A young Grand Rapids coffee brand is branching into chocolate.
Joven, a spinoff of Sparrows Coffee and Shuil Coffee, recently launched its expansion into chocolate making. The brand started in 2020 when Frankie Volkema, daughter of Sparrows and School owner Tim Volkema, hoped to help support young coffee farmers from across the globe.
The industry is facing a shortage of coffee growers as the average age of farmers continues to increase. Multiple coffee growing regions, from Colombia to Tanzania, are fighting a generational gap in farmers.
Volkema became the world’s youngest coffee grader when she passed the Q test in 2019 at age 13. Joven was a GRBJ Newsmaker nominee in 2021.
Late last year, Joven expanded into sustainably sourced coffee and chocolate bars. The flagship of the bar collection is the coffee bar, made with coffee, extracted cocoa butter and cane sugar.
“On the product side, the cocoa industry is facing the same issues as the coffee industry,” Volkema said.
The idea came from Atucun Chocolateria, which is based in Honduras and has a Grand Rapids operation.

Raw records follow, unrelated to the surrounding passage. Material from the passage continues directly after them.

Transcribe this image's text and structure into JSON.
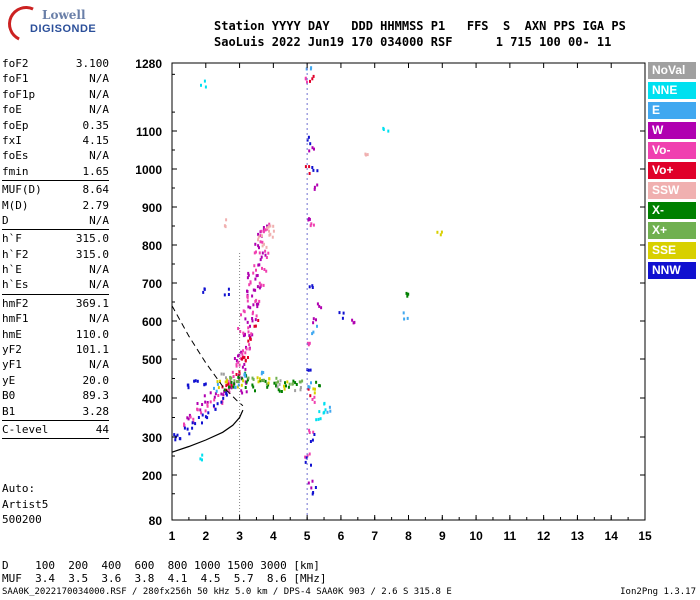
{
  "logo": {
    "line1": "Lowell",
    "line2": "DIGISONDE"
  },
  "header": {
    "line1": "Station YYYY DAY   DDD HHMMSS P1   FFS  S  AXN PPS IGA PS",
    "line2": "SaoLuis 2022 Jun19 170 034000 RSF      1 715 100 00- 11"
  },
  "params": {
    "group1": [
      {
        "k": "foF2",
        "v": "3.100"
      },
      {
        "k": "foF1",
        "v": "N/A"
      },
      {
        "k": "foF1p",
        "v": "N/A"
      },
      {
        "k": "foE",
        "v": "N/A"
      },
      {
        "k": "foEp",
        "v": "0.35"
      },
      {
        "k": "fxI",
        "v": "4.15"
      },
      {
        "k": "foEs",
        "v": "N/A"
      },
      {
        "k": "fmin",
        "v": "1.65"
      }
    ],
    "group2": [
      {
        "k": "MUF(D)",
        "v": "8.64"
      },
      {
        "k": "M(D)",
        "v": "2.79"
      },
      {
        "k": "D",
        "v": "N/A"
      }
    ],
    "group3": [
      {
        "k": "h`F",
        "v": "315.0"
      },
      {
        "k": "h`F2",
        "v": "315.0"
      },
      {
        "k": "h`E",
        "v": "N/A"
      },
      {
        "k": "h`Es",
        "v": "N/A"
      }
    ],
    "group4": [
      {
        "k": "hmF2",
        "v": "369.1"
      },
      {
        "k": "hmF1",
        "v": "N/A"
      },
      {
        "k": "hmE",
        "v": "110.0"
      },
      {
        "k": "yF2",
        "v": "101.1"
      },
      {
        "k": "yF1",
        "v": "N/A"
      },
      {
        "k": "yE",
        "v": "20.0"
      },
      {
        "k": "B0",
        "v": "89.3"
      },
      {
        "k": "B1",
        "v": "3.28"
      }
    ],
    "group5": [
      {
        "k": "C-level",
        "v": "44"
      }
    ]
  },
  "auto": {
    "line1": "Auto:",
    "line2": "Artist5",
    "line3": "500200"
  },
  "legend": [
    {
      "label": "NoVal",
      "color": "#a0a0a0"
    },
    {
      "label": "NNE",
      "color": "#00e0f0"
    },
    {
      "label": "E",
      "color": "#40a8f0"
    },
    {
      "label": "W",
      "color": "#b000b0"
    },
    {
      "label": "Vo-",
      "color": "#f040b0"
    },
    {
      "label": "Vo+",
      "color": "#e0002a"
    },
    {
      "label": "SSW",
      "color": "#f0b0b0"
    },
    {
      "label": "X-",
      "color": "#008000"
    },
    {
      "label": "X+",
      "color": "#70b050"
    },
    {
      "label": "SSE",
      "color": "#d8d000"
    },
    {
      "label": "NNW",
      "color": "#1010d0"
    }
  ],
  "muf_table": {
    "line1": "D    100  200  400  600  800 1000 1500 3000 [km]",
    "line2": "MUF  3.4  3.5  3.6  3.8  4.1  4.5  5.7  8.6 [MHz]"
  },
  "footer": {
    "left": "SAA0K_2022170034000.RSF / 280fx256h 50 kHz 5.0 km / DPS-4 SAA0K 903 / 2.6 S 315.8 E",
    "right": "Ion2Png 1.3.17"
  },
  "chart_data": {
    "type": "scatter",
    "title": "",
    "xlabel": "",
    "ylabel": "",
    "xlim": [
      1,
      15
    ],
    "ylim": [
      80,
      1280
    ],
    "x_ticks": [
      1,
      2,
      3,
      4,
      5,
      6,
      7,
      8,
      9,
      10,
      11,
      12,
      13,
      14,
      15
    ],
    "y_ticks": [
      80,
      200,
      300,
      400,
      500,
      600,
      700,
      800,
      900,
      1000,
      1100,
      1280
    ],
    "dashed_marker_freq": 5,
    "dotted_marker_freq": 3,
    "profile_curve": [
      [
        1,
        260
      ],
      [
        1.5,
        275
      ],
      [
        2,
        292
      ],
      [
        2.5,
        312
      ],
      [
        2.8,
        330
      ],
      [
        3.0,
        350
      ],
      [
        3.1,
        369
      ]
    ],
    "muf_dashed_curve": [
      [
        1,
        640
      ],
      [
        1.5,
        560
      ],
      [
        2,
        490
      ],
      [
        2.5,
        430
      ],
      [
        2.9,
        395
      ],
      [
        3.1,
        380
      ]
    ],
    "clusters": [
      {
        "color": "#b000b0",
        "points": [
          [
            2.9,
            500
          ],
          [
            3.0,
            520
          ],
          [
            3.1,
            560
          ],
          [
            3.2,
            600
          ],
          [
            3.3,
            640
          ],
          [
            3.4,
            680
          ],
          [
            3.5,
            720
          ],
          [
            3.6,
            760
          ],
          [
            3.5,
            800
          ],
          [
            3.6,
            830
          ],
          [
            3.7,
            850
          ],
          [
            3.3,
            560
          ],
          [
            3.2,
            540
          ],
          [
            3.1,
            480
          ],
          [
            3.0,
            460
          ],
          [
            2.8,
            440
          ],
          [
            2.5,
            420
          ],
          [
            2.2,
            410
          ],
          [
            2.0,
            400
          ],
          [
            1.8,
            380
          ],
          [
            1.5,
            350
          ],
          [
            3.4,
            600
          ],
          [
            3.5,
            640
          ],
          [
            3.6,
            700
          ],
          [
            3.7,
            780
          ],
          [
            3.3,
            720
          ],
          [
            3.2,
            680
          ],
          [
            5.1,
            1060
          ],
          [
            5.2,
            960
          ],
          [
            5.0,
            880
          ],
          [
            5.3,
            640
          ],
          [
            6.3,
            605
          ],
          [
            5.1,
            180
          ],
          [
            5.2,
            600
          ],
          [
            3.1,
            420
          ],
          [
            3.2,
            450
          ]
        ]
      },
      {
        "color": "#f040b0",
        "points": [
          [
            2.6,
            420
          ],
          [
            2.7,
            440
          ],
          [
            2.8,
            460
          ],
          [
            2.9,
            480
          ],
          [
            3.0,
            500
          ],
          [
            3.1,
            520
          ],
          [
            3.2,
            540
          ],
          [
            3.3,
            580
          ],
          [
            3.4,
            620
          ],
          [
            3.5,
            660
          ],
          [
            3.6,
            700
          ],
          [
            3.7,
            740
          ],
          [
            3.8,
            780
          ],
          [
            3.6,
            820
          ],
          [
            3.5,
            780
          ],
          [
            3.4,
            740
          ],
          [
            3.3,
            700
          ],
          [
            3.2,
            660
          ],
          [
            3.1,
            620
          ],
          [
            3.0,
            580
          ],
          [
            2.4,
            400
          ],
          [
            2.2,
            390
          ],
          [
            2.0,
            380
          ],
          [
            1.8,
            370
          ],
          [
            1.6,
            350
          ],
          [
            1.4,
            330
          ],
          [
            5.0,
            1240
          ],
          [
            5.1,
            860
          ],
          [
            5.0,
            540
          ],
          [
            5.2,
            400
          ],
          [
            5.1,
            320
          ],
          [
            5.0,
            250
          ],
          [
            3.7,
            840
          ],
          [
            3.8,
            850
          ]
        ]
      },
      {
        "color": "#e0002a",
        "points": [
          [
            2.5,
            430
          ],
          [
            2.9,
            470
          ],
          [
            3.1,
            510
          ],
          [
            3.3,
            550
          ],
          [
            3.5,
            600
          ],
          [
            5.1,
            1240
          ],
          [
            5.0,
            1000
          ],
          [
            5.1,
            420
          ],
          [
            3.2,
            500
          ],
          [
            2.7,
            440
          ]
        ]
      },
      {
        "color": "#1010d0",
        "points": [
          [
            1.0,
            300
          ],
          [
            1.2,
            305
          ],
          [
            1.4,
            320
          ],
          [
            1.6,
            335
          ],
          [
            1.8,
            350
          ],
          [
            2.0,
            360
          ],
          [
            2.2,
            380
          ],
          [
            2.4,
            395
          ],
          [
            2.6,
            410
          ],
          [
            1.5,
            430
          ],
          [
            1.7,
            440
          ],
          [
            2.0,
            440
          ],
          [
            5.0,
            1080
          ],
          [
            5.2,
            1000
          ],
          [
            5.1,
            700
          ],
          [
            5.0,
            480
          ],
          [
            5.1,
            300
          ],
          [
            5.0,
            240
          ],
          [
            6.0,
            620
          ],
          [
            2.6,
            680
          ],
          [
            1.9,
            680
          ],
          [
            5.2,
            160
          ]
        ]
      },
      {
        "color": "#008000",
        "points": [
          [
            2.8,
            440
          ],
          [
            3.0,
            450
          ],
          [
            3.2,
            440
          ],
          [
            3.4,
            430
          ],
          [
            3.6,
            440
          ],
          [
            3.8,
            440
          ],
          [
            4.0,
            440
          ],
          [
            4.2,
            430
          ],
          [
            4.4,
            440
          ],
          [
            4.6,
            440
          ],
          [
            5.3,
            440
          ],
          [
            3.1,
            460
          ],
          [
            7.9,
            670
          ],
          [
            2.6,
            430
          ]
        ]
      },
      {
        "color": "#70b050",
        "points": [
          [
            2.7,
            450
          ],
          [
            2.9,
            455
          ],
          [
            3.3,
            445
          ],
          [
            3.7,
            445
          ],
          [
            4.1,
            445
          ],
          [
            4.5,
            440
          ],
          [
            4.8,
            440
          ]
        ]
      },
      {
        "color": "#d8d000",
        "points": [
          [
            2.4,
            440
          ],
          [
            2.6,
            455
          ],
          [
            3.0,
            440
          ],
          [
            3.5,
            450
          ],
          [
            3.9,
            450
          ],
          [
            4.3,
            435
          ],
          [
            5.2,
            420
          ],
          [
            8.9,
            840
          ]
        ]
      },
      {
        "color": "#f0b0b0",
        "points": [
          [
            3.6,
            820
          ],
          [
            3.8,
            840
          ],
          [
            3.9,
            860
          ],
          [
            3.7,
            800
          ],
          [
            2.6,
            860
          ],
          [
            6.7,
            1050
          ],
          [
            3.9,
            830
          ]
        ]
      },
      {
        "color": "#40a8f0",
        "points": [
          [
            2.3,
            430
          ],
          [
            2.9,
            440
          ],
          [
            3.2,
            460
          ],
          [
            3.6,
            460
          ],
          [
            5.0,
            440
          ],
          [
            5.0,
            1270
          ],
          [
            5.2,
            580
          ],
          [
            7.9,
            615
          ],
          [
            5.6,
            375
          ]
        ]
      },
      {
        "color": "#00e0f0",
        "points": [
          [
            1.9,
            1230
          ],
          [
            5.3,
            350
          ],
          [
            5.5,
            380
          ],
          [
            7.3,
            1110
          ],
          [
            5.4,
            360
          ],
          [
            1.9,
            250
          ]
        ]
      },
      {
        "color": "#a0a0a0",
        "points": [
          [
            4.1,
            440
          ],
          [
            4.7,
            430
          ],
          [
            2.5,
            460
          ]
        ]
      }
    ]
  }
}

The chocolatier knew of Joven’s mission to help support young coffee producers and thought it could extend toward cocoa growers as well.
Along with the coffee bar, Joven’s bar products also include a 60% dark chocolate bar. Joven’s coffee portfolio also now features the coffee used in the bar, grown in Honduras by farmer Abraham Pacheco.
The rest of Joven’s coffee portfolio includes coffee grown in Burundi, Colombia and Guatemala.
For Sparrows Coffee, which the Joven brand sits under, Tim Volkema said the coffee’s also hit on quality marks.
“We’re not just trying to buy young coffee, but it also has to be great,” he said. “The reason is so we can pay a lot for it, because a lot of these farmers don’t think they can make a good living.”
Along with local retailers, Tim Volkema said Joven is experiencing solid growth through its distribution partner Trade Coffee, a New York-based coffee company that helps promote small roasters from across the country.
“These products have really caught on the platform,” he said. “With the volume we’re able to do, we’re able to buy a meaningful proportion of a co-op’s entire harvest.”
The price is important because, adjusted for inflation, coffee growers are earning less per pound than they were 40 years ago. Many products, not just coffee, are seeing small family farms with children uninterested in continuing the family business.
Frankie Volkema is working to ensure young coffee and cocoa farmers continue in the industry, but what is in her future?
“I would love to continue with it into the future, but I’m not sure that’s exactly what I’d like to do,” she said. “I still have four years of college ahead of me, but I’d definitely love to see Joven continue and grow. I’d also love to see other companies do what we’re doing, adding more coffees from different origins and supporting young farmers.”